Reagent	Final concentration	Amount
Fetal calf serum	10%	3 mL
BDM	1 mg/mL	30 mg
MEM	n/a	27 mL
Total	n/a	30 mL

Prepare 30 mL per heart. Keep at RT

Myocyte wash buffer 1

Reagent	Final concentration	Amount
ACMBICT/FCS	n/a	9 mL
Modified MEM	0.18 mM Ca2+	1 mL
Total	n/a	10 mL

Prepare 10 mL per heart and store at RT until use.

Myocyte wash buffer 2

Reagent	Final concentration	Amount
ACMBICT/FCS	n/a	6 mL
Modified MEM	0.45 mM Ca2+	2 mL
Total	n/a	8 mL

Prepare 8 mL per heart and store at RT until use.

Myocyte wash buffer 3

Reagent	Final concentration	Amount
ACMBICT/FCS	n/a	4 mL
Modified MEM	1.08 mM Ca2+	6 mL
Total	n/a	10 mL

Prepare 10 mL per heart and store at RT until use.

Plating media

Reagent	Final concentration	Amount
FCS	10%	2 mL
BDM	1 mg/mL	20 mg
Penicillin/streptomycin	1 ×	200 μL
MEM	n/a	17.8 mL
Total	n/a	20 mL

Prepare 20 mL per heart.
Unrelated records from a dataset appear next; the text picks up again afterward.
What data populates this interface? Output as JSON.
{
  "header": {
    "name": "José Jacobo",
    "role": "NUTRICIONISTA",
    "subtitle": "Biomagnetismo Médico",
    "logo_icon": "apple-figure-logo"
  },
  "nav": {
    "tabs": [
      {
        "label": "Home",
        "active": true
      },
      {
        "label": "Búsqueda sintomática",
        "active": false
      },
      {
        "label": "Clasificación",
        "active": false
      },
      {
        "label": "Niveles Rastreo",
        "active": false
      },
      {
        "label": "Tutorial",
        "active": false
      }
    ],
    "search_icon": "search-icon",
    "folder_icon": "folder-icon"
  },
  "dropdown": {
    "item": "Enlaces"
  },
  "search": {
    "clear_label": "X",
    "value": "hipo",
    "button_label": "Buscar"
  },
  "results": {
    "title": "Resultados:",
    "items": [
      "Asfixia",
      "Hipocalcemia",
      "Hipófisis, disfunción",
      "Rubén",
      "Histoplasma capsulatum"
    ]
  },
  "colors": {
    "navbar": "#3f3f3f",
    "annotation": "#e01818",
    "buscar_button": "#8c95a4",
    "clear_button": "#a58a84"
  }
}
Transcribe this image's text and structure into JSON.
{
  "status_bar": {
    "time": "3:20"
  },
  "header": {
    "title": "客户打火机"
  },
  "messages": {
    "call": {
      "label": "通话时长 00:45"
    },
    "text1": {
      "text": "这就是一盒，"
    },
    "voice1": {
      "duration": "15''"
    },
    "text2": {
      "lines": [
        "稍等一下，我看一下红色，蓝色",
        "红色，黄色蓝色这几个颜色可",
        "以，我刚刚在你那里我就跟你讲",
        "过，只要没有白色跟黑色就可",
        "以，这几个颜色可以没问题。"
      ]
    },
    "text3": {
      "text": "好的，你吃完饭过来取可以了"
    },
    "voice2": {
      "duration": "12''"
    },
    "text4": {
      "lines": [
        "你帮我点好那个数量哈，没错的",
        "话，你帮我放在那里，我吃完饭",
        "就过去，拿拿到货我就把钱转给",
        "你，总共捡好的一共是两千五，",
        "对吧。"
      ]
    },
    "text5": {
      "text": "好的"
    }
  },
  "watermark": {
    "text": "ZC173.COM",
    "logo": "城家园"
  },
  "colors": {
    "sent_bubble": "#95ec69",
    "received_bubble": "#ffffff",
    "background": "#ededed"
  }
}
Incubate at 37°C, 5% CO2 with loosened cap until use.

Maintenance media

Reagent	Final concentration	Amount
BSA	0.5%	100 mg
ITS-A	1 ×	200 μL
CD lipid concentrate	1 ×	200 μL
Penicillin/streptomycin	1 ×	200 μL
MEM	n/a	19.4 mL
Total	n/a	20 mL

Prepare 20 mL per heart and filter sterilize. Incubate at 37°C, 5% CO2 with loosened cap until use.